Дачи у двух семейств моих неисчислимых родственников были под Востряково (или даже возле Барыбино: не звали, так любили!), то есть, тоже в южном направлении, но по иной железнодорожной ветке, и, подъезжая к Серпухову в глухую ночь, я ощущал себя как тот топограф, измеряющий сопку издали своим теодолитом. В прежние годы, избегая родительских ссор, таким же макаром кружа по полчаса под освещенными окнами, я интуитивно вынюхивал, улеглись ли страсти и отгремели ли грозы настолько, что уже можно без опаски заявиться домой, или имеет смысл еще послоняться.

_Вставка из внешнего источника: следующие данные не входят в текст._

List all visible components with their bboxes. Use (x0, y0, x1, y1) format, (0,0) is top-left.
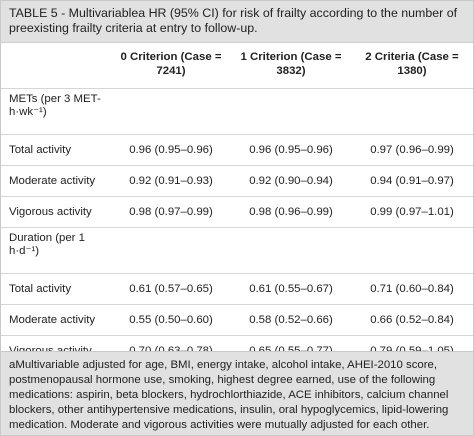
header-cell-empty (1, 43, 111, 89)
row-label: Total activity (1, 134, 111, 166)
table-row: Moderate activity 0.55 (0.50–0.60) 0.58 … (1, 304, 473, 336)
row-label: Moderate activity (1, 304, 111, 336)
section-row-duration: Duration (per 1 h·d⁻¹) (1, 227, 473, 274)
section-label: Duration (per 1 h·d⁻¹) (1, 227, 111, 274)
cell-value: 0.61 (0.55–0.67) (231, 273, 351, 305)
table-title: TABLE 5 - Multivariablea HR (95% CI) for… (1, 1, 473, 43)
table-row: Total activity 0.61 (0.57–0.65) 0.61 (0.… (1, 273, 473, 305)
header-cell-2-criteria: 2 Criteria (Case = 1380) (351, 43, 473, 89)
cell-value: 0.96 (0.95–0.96) (111, 134, 231, 166)
cell-value: 0.92 (0.91–0.93) (111, 165, 231, 197)
cell-value: 0.98 (0.96–0.99) (231, 196, 351, 228)
header-row: 0 Criterion (Case = 7241) 1 Criterion (C… (1, 43, 473, 89)
cell-value: 0.97 (0.96–0.99) (351, 134, 473, 166)
cell-value: 0.94 (0.91–0.97) (351, 165, 473, 197)
table-row: Moderate activity 0.92 (0.91–0.93) 0.92 … (1, 165, 473, 197)
header-cell-1-criterion: 1 Criterion (Case = 3832) (231, 43, 351, 89)
section-label: METs (per 3 MET-h·wk⁻¹) (1, 88, 111, 135)
cell-value: 0.92 (0.90–0.94) (231, 165, 351, 197)
results-table: 0 Criterion (Case = 7241) 1 Criterion (C… (1, 43, 473, 367)
table-footnote: aMultivariable adjusted for age, BMI, en… (1, 351, 473, 435)
row-label: Total activity (1, 273, 111, 305)
header-cell-0-criterion: 0 Criterion (Case = 7241) (111, 43, 231, 89)
cell-value: 0.96 (0.95–0.96) (231, 134, 351, 166)
row-label: Vigorous activity (1, 196, 111, 228)
cell-value: 0.98 (0.97–0.99) (111, 196, 231, 228)
table-row: Total activity 0.96 (0.95–0.96) 0.96 (0.… (1, 134, 473, 166)
cell-value: 0.71 (0.60–0.84) (351, 273, 473, 305)
cell-value: 0.61 (0.57–0.65) (111, 273, 231, 305)
cell-value: 0.99 (0.97–1.01) (351, 196, 473, 228)
cell-value: 0.55 (0.50–0.60) (111, 304, 231, 336)
cell-value: 0.66 (0.52–0.84) (351, 304, 473, 336)
table-row: Vigorous activity 0.98 (0.97–0.99) 0.98 … (1, 196, 473, 228)
row-label: Moderate activity (1, 165, 111, 197)
cell-value: 0.58 (0.52–0.66) (231, 304, 351, 336)
section-row-mets: METs (per 3 MET-h·wk⁻¹) (1, 88, 473, 135)
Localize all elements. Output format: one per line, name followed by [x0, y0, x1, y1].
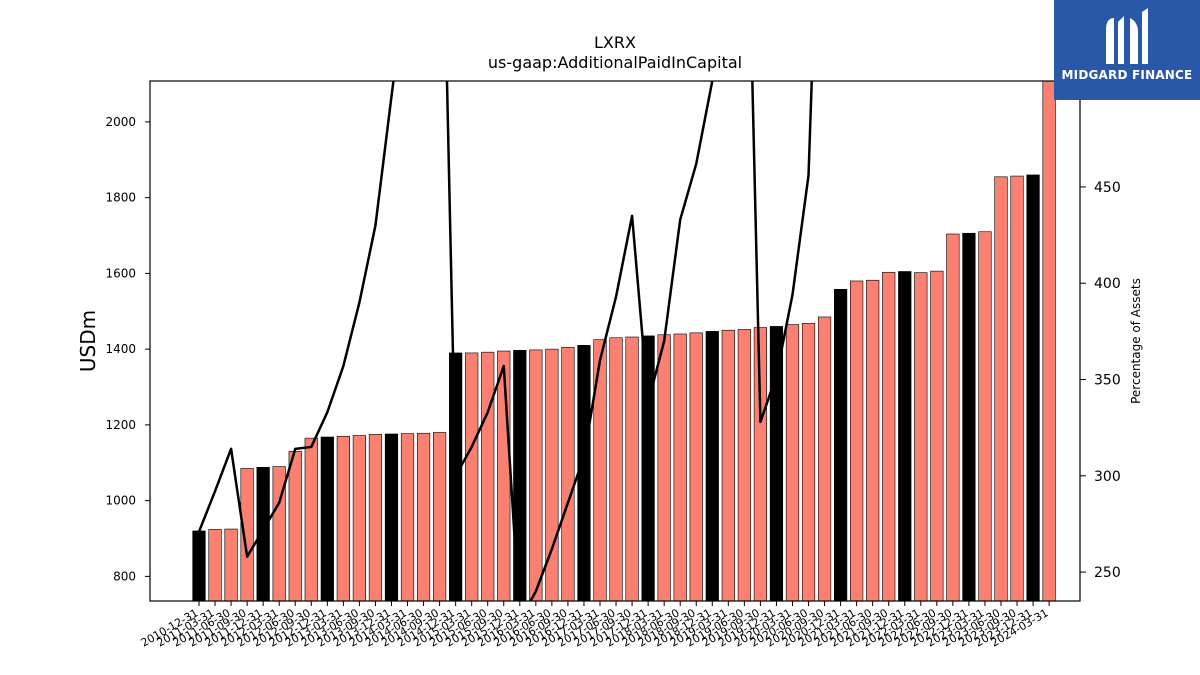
- bar: [224, 528, 238, 602]
- x-axis: 2010-12-312011-03-312011-06-302011-09-30…: [139, 601, 1051, 650]
- y-tick-label: 1800: [105, 191, 136, 205]
- bar: [304, 437, 318, 602]
- bar: [1010, 175, 1024, 602]
- y2-tick-label: 300: [1094, 469, 1121, 485]
- bar: [1042, 80, 1056, 602]
- y-tick-label: 1600: [105, 266, 136, 280]
- bar: [898, 271, 912, 602]
- y-tick-label: 2000: [105, 115, 136, 129]
- bar: [416, 432, 431, 602]
- bar: [914, 272, 928, 602]
- bar: [994, 176, 1008, 602]
- y2-tick-label: 400: [1094, 276, 1121, 292]
- bar: [192, 530, 206, 602]
- logo-text: MIDGARD FINANCE: [1061, 68, 1193, 82]
- bar: [432, 432, 447, 602]
- y-tick-label: 800: [113, 569, 136, 583]
- logo-mark-icon: [1106, 8, 1148, 64]
- bar: [769, 326, 784, 602]
- bar: [352, 435, 367, 602]
- bar: [817, 316, 832, 602]
- bar: [320, 436, 334, 602]
- bar: [625, 336, 639, 602]
- bar: [481, 351, 495, 602]
- bar: [850, 280, 864, 602]
- bars-group: [192, 80, 1056, 602]
- bar: [529, 349, 543, 602]
- y2-axis-label: Percentage of Assets: [1129, 278, 1143, 404]
- bar: [641, 335, 655, 602]
- bar: [256, 467, 270, 602]
- bar: [1026, 174, 1040, 602]
- bar: [785, 324, 800, 602]
- chart-title: LXRX: [594, 33, 636, 52]
- bar: [962, 232, 976, 602]
- bar: [400, 433, 415, 602]
- y-tick-label: 1200: [105, 418, 136, 432]
- bar: [978, 231, 992, 602]
- bar: [753, 327, 767, 602]
- y-axis-label: USDm: [76, 310, 100, 372]
- bar: [689, 332, 703, 602]
- bar: [577, 345, 591, 602]
- bar: [497, 350, 511, 602]
- bar: [705, 331, 719, 602]
- bar: [368, 434, 383, 602]
- bar: [593, 339, 607, 602]
- plot-frame: [149, 80, 1081, 602]
- bar: [657, 334, 671, 602]
- line-layer: [197, 81, 813, 601]
- y-tick-label: 1400: [105, 342, 136, 356]
- y2-tick-label: 250: [1094, 565, 1121, 581]
- bar: [930, 270, 944, 602]
- bar: [673, 333, 687, 602]
- y2-tick-label: 450: [1094, 180, 1121, 196]
- bar: [866, 279, 880, 602]
- bar: [288, 451, 302, 602]
- bar: [561, 346, 575, 602]
- y-axis-right: 250 300 350 400 450: [1080, 180, 1121, 581]
- y2-tick-label: 350: [1094, 373, 1121, 389]
- bar: [737, 329, 751, 602]
- bar: [465, 352, 479, 602]
- bar: [336, 435, 350, 602]
- series-line: [197, 81, 813, 601]
- chart-subtitle: us-gaap:AdditionalPaidInCapital: [488, 53, 742, 72]
- brand-logo: MIDGARD FINANCE: [1054, 0, 1200, 100]
- bar: [721, 329, 735, 602]
- y-tick-label: 1000: [105, 494, 136, 508]
- y-axis-left: 800 1000 1200 1400 1600 1800 2000: [105, 115, 150, 583]
- bar: [384, 433, 399, 602]
- bar: [609, 337, 623, 602]
- bar: [946, 233, 960, 602]
- bar: [833, 288, 848, 602]
- bar: [208, 529, 222, 602]
- bar: [882, 271, 896, 602]
- bar: [801, 323, 816, 602]
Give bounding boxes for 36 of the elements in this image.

Эти соображения и расчеты приводятся столь подробно не потому, что они и тогда были для меня так же открыты и просты. Напротив, вражда родни ощущалась опосредованно, как некий импульс, переданный через тех двух негодяек, как настойчивый позыв к действию. В аспидно-темную мартовскую ночь я сошел на вокзале и пошел пешком через весь город прямиком к заповеднику и отошел уже порядочно, пока какой-то спрошенный о дороге не смутил меня откровенной насмешкой: «Да что вы, Бог с вами, пешком вы туда не доберетесь завтра и к обеду». Столь уверенно выраженный отпор моей бодрой готовности достичь цели пешком сильно поколебал меня; да и ночь, с пронизывающей весенней стынью, освещенная мертвыми плошками желтых городских огней, показалась после этих слов столь безотрадной, что я повернул обратно к вокзалу, затолкался там в мягкие уютные кресла маршрутного такси, расплатился, как игрок, который ставит последние деньги на то же проигрышное зеро, и решился положиться на судьбу. Всю дорогу ерзал и беспокоился, замучил пассажиров расспросами, так что вмешался уже водитель: «Мимо развилки не провезу, а оттуда всего семь километров».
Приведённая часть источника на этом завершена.